Is it “fair” that illegal immigrants and foreign exchange students are allowed to play high school football on Friday nights and to participate in extra curricular activities at public schools, while many of their peers, who are legal US citizens but who happen to be homeschooled, are being denied “equal” access to the same opportunities in their local communities?
In Virginia last week, seven Democrats and a lone Republican, perhaps unaware or unmoved by such a discrepancy, made the point moot and rejected the so called “Tebow Bill” that sought to “level the playing field.” 
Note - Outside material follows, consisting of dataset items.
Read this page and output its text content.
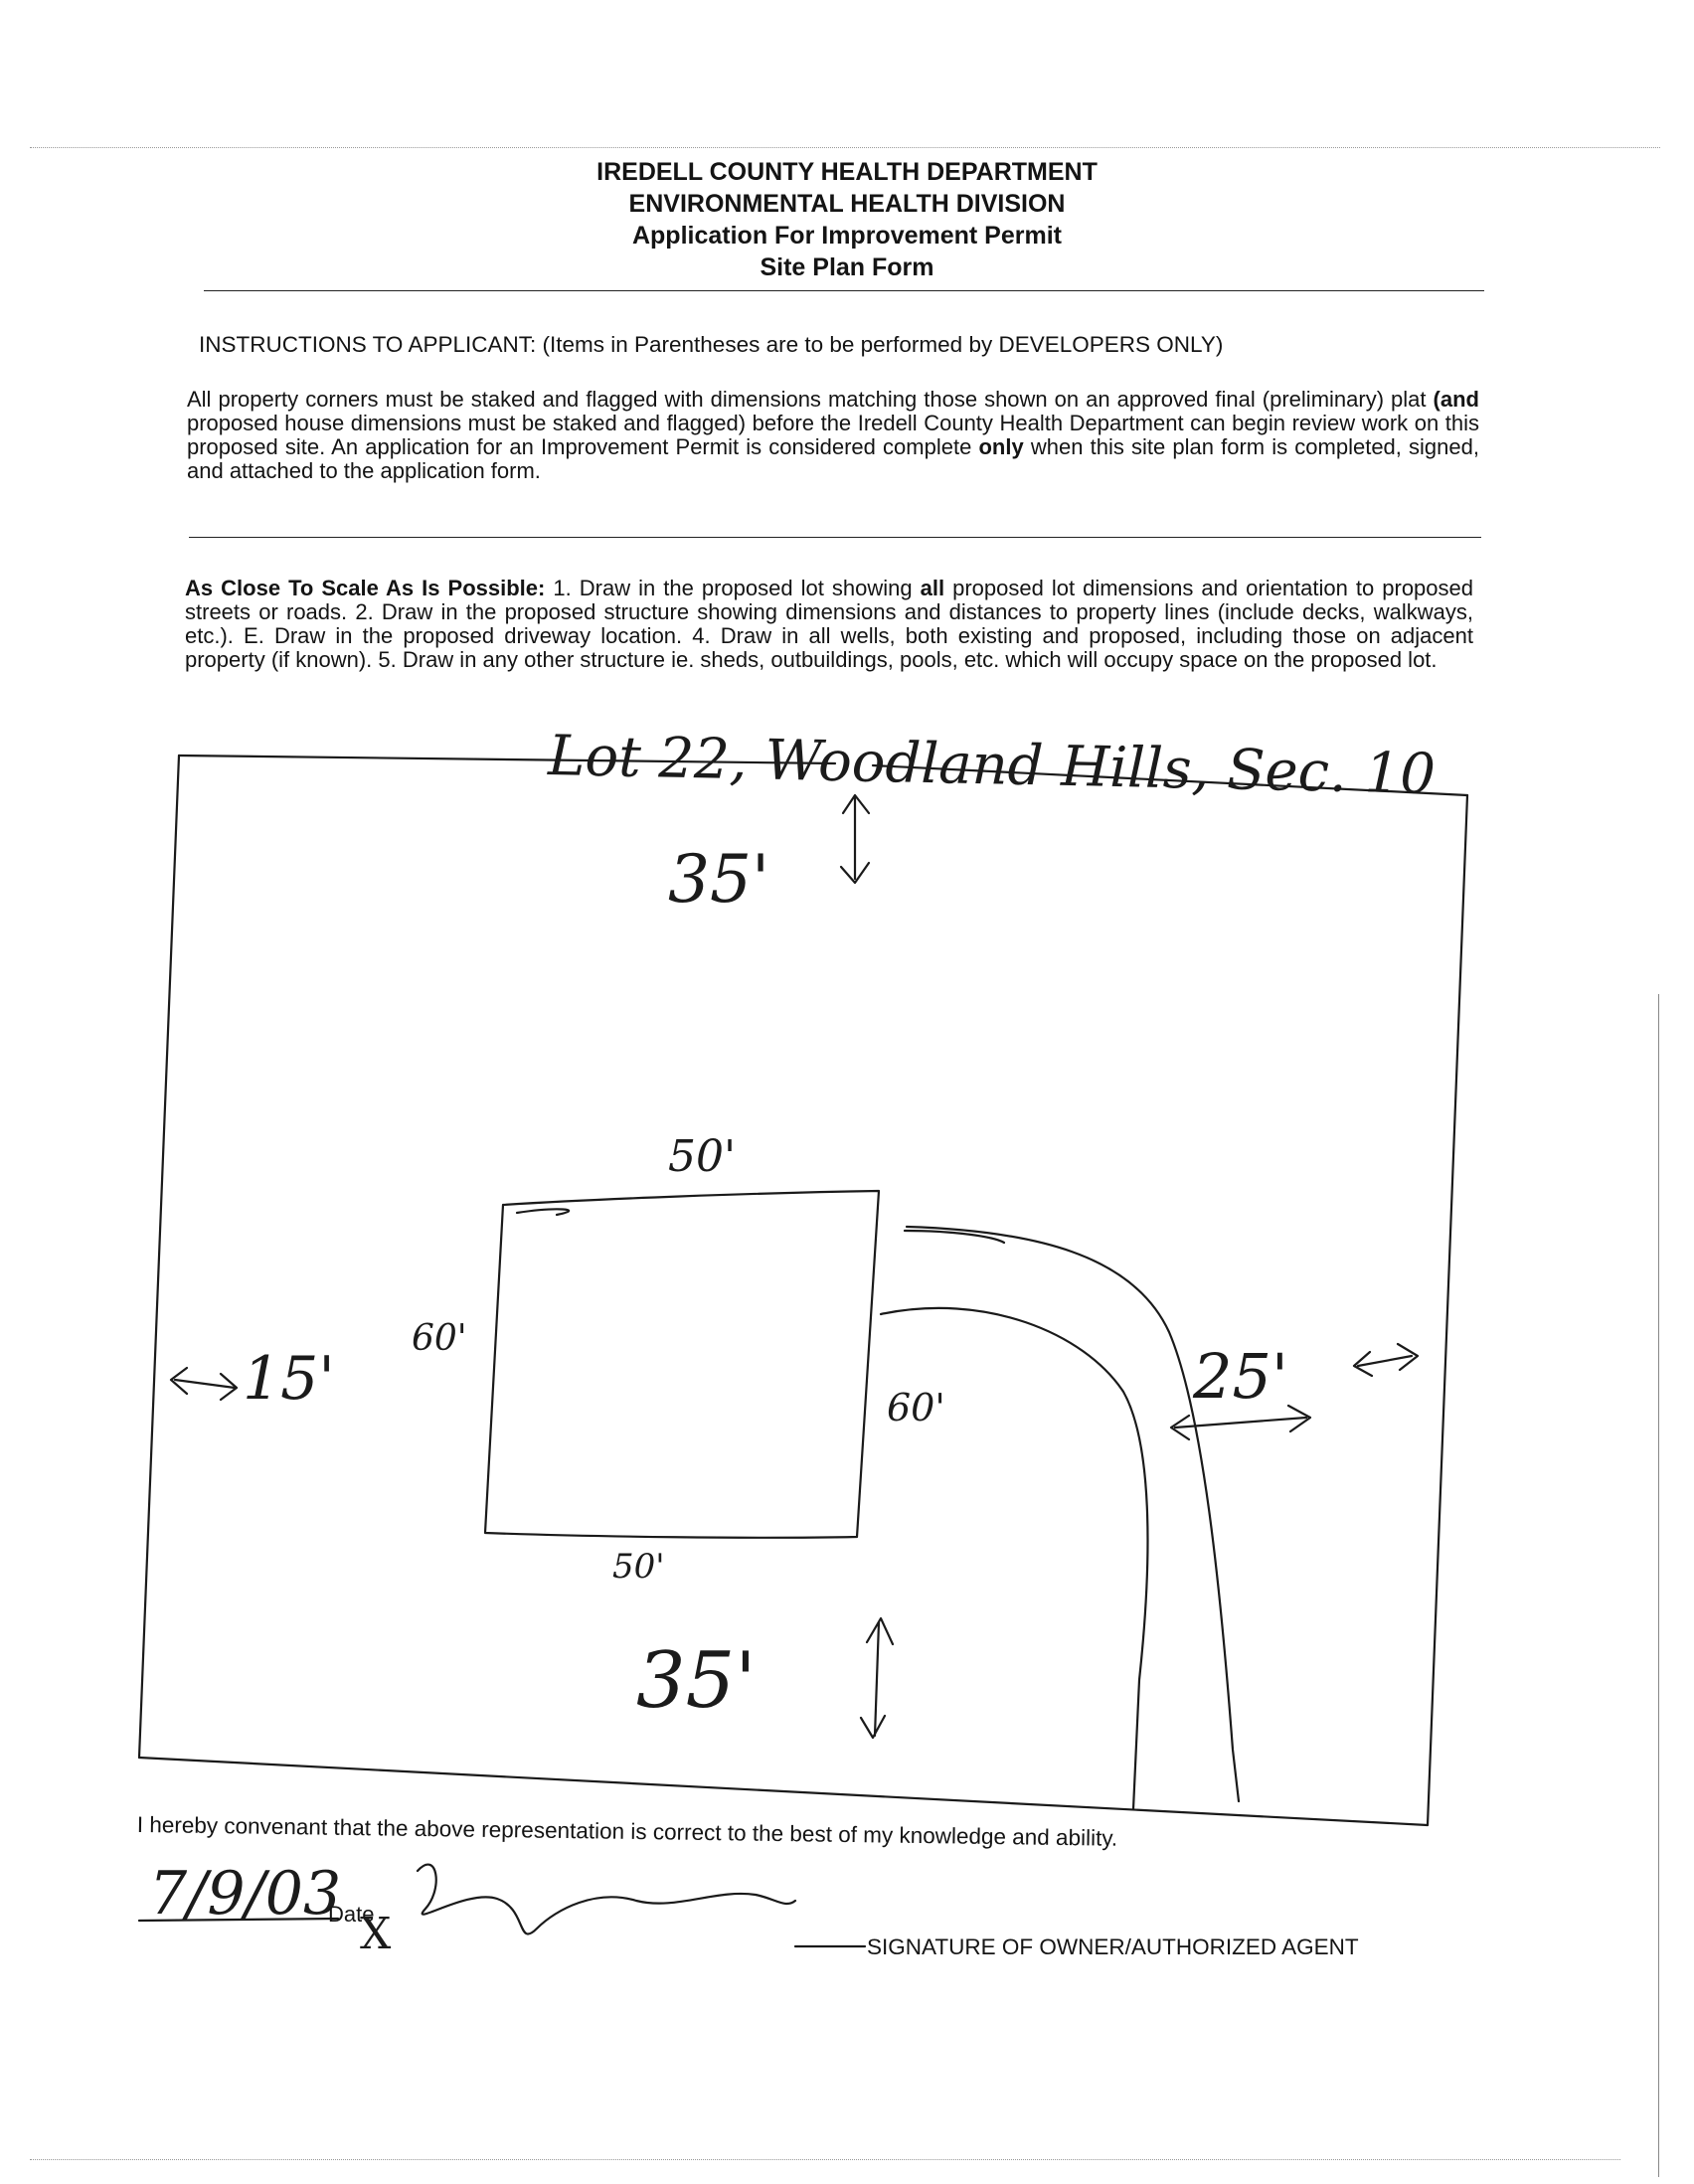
IREDELL COUNTY HEALTH DEPARTMENT
ENVIRONMENTAL HEALTH DIVISION
Application For Improvement Permit
Site Plan Form
INSTRUCTIONS TO APPLICANT: (Items in Parentheses are to be performed by DEVELOPERS ONLY)
All property corners must be staked and flagged with dimensions matching those shown on an approved final (preliminary) plat (and proposed house dimensions must be staked and flagged) before the Iredell County Health Department can begin review work on this proposed site. An application for an Improvement Permit is considered complete only when this site plan form is completed, signed, and attached to the application form.
As Close To Scale As Is Possible: 1. Draw in the proposed lot showing all proposed lot dimensions and orientation to proposed streets or roads. 2. Draw in the proposed structure showing dimensions and distances to property lines (include decks, walkways, etc.). E. Draw in the proposed driveway location. 4. Draw in all wells, both existing and proposed, including those on adjacent property (if known). 5. Draw in any other structure ie. sheds, outbuildings, pools, etc. which will occupy space on the proposed lot.
Lot 22, Woodland Hills, Sec. 10
35'
50'
60'
60'
50'
15'	25'
35'
I hereby convenant that the above representation is correct to the best of my knowledge and ability.
7/9/03
Date
X	SIGNATURE OF OWNER/AUTHORIZED AGENT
In the weeks preceding the committee vote, the national media took an interest in Virginia’s version of the “Tebow Bill.” Most notably, Laura Ingraham, “the most listened-to woman in political talk radio in the United States,” had a memorable exchange discussing the measure on her show with guest Ken Tilley, Executive Director of the Virginia High School League (VHSL) and a fierce opponent of the bill. According to the Washington Post “The current ban against home-schoolers is the result of long-standing policy set by the Virginia High School League, which governs interscholastic sports and other activities in Virginia’s more than 300 high schools.” 
After Tilley put forth several reasons for the opposition such as “participation is a privilege not a right” and “equity and fairness,” Ingraham, whose conservatism, wisdom and wit is like kryptonite to the left’s speciousness, took to task Tilley’s “equity arguments.” Ingraham highlighted how exemptions seemingly are being made for every group except homeschoolers and the country’s big push for inclusiveness doesn't include tax paying parents that choose to homeschool. At one point, Ingraham asked Tilley if undocumented immigrants have to have parents residing in the attendance zones to compete and the response given was “We don’t address that point.”  
By calling out the practice of giving exemptions to some (illegal immigrants andforeign exchange students) but denying similar treatment to others (homeschooled US citizens), Ingraham invalidated Tilley’s core talking points. More importantly, Ingraham offered a new dynamic over “what’s fair” conspicuously absent in both previous and current debates.